Os exemplos poderiam ser multiplicados. O que se pretende salientar é que a diversidade interna, que desde então já se manifestava, ganhou ímpeto e novos fóruns. O pluralismo tem-se evidenciado não apenas internamente, mas também de forma pública. Posições sobre temas relevantes têm sido explicitadas, ampliando o debate de questões que afetam não só o corpo de juízes, mas a vida social, econômica e política do País.
O recente questionamento da AMB sobre as competências do CNJ evidenciou tanto o pluralismo no interior da magistratura como a ampliação do fórum de debates. Tais fenômenos são auspiciosos do ponto de vista do processo de construção de uma instituição guiada por valores democráticos e republicanos. Ministros, desembargadores, juízes expuseram argumentos revelando suas posições. Divergências vieram a público explicitando princípios em confronto. As discordâncias e sua divulgação mostram quão anacrônica se tornou a figura do "juiz boca da lei", do juiz que não manifesta opiniões, do juiz alheio ao que se passa na sociedade.

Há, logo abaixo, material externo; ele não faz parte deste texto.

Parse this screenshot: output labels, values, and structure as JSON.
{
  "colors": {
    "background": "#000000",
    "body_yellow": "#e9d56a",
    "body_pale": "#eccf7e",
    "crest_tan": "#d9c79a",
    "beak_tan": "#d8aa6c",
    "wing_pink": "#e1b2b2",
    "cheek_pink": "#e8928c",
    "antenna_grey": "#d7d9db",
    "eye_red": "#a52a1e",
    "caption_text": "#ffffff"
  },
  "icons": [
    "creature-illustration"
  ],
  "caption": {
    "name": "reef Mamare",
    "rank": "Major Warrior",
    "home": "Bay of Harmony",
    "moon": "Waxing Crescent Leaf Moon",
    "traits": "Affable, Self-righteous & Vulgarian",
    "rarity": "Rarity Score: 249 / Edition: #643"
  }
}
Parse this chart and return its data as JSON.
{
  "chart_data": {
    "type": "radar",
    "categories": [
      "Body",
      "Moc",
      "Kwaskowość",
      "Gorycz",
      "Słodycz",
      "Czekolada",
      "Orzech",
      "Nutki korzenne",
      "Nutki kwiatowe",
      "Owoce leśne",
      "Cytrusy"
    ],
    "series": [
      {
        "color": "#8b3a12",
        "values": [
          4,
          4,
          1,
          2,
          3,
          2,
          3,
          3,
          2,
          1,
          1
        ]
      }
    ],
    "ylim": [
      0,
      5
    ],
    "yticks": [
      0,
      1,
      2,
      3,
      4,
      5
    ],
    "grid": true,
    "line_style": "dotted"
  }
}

Acompanhando e impulsionando esse processo de transformação da magistratura e de sua relação com a opinião pública, os meios de comunicação têm reservado espaço cada vez maior para temas envolvendo o Judiciário, ampliando significativamente a arena de debates. Com efeito, o exame de editoriais, reportagens, cartas de leitores sobre o trabalho do CNJ tornou manifesto o desgaste do paradigma segundo o qual "juiz só se pronuncia nos autos" e questões da justiça são muito técnicas para serem debatidas por não iniciados.
Do ponto de vista da opinião pública, vem ocorrendo um fenômeno que poderia ser caracterizado como de dessacralização do Judiciário, aventando-se a possibilidade de punição de comportamentos desviantes, de questionamentos do que é visto como regalias e privilégios. Tal fenômeno, além de indicar um processo de mudanças no interior da magistratura e na percepção sobre o Judiciário pela sociedade, indica também que exigências centrais da democracia e da República - transparência e prestação de contas pelas instituições - se tornaram demandas de difícil reversão.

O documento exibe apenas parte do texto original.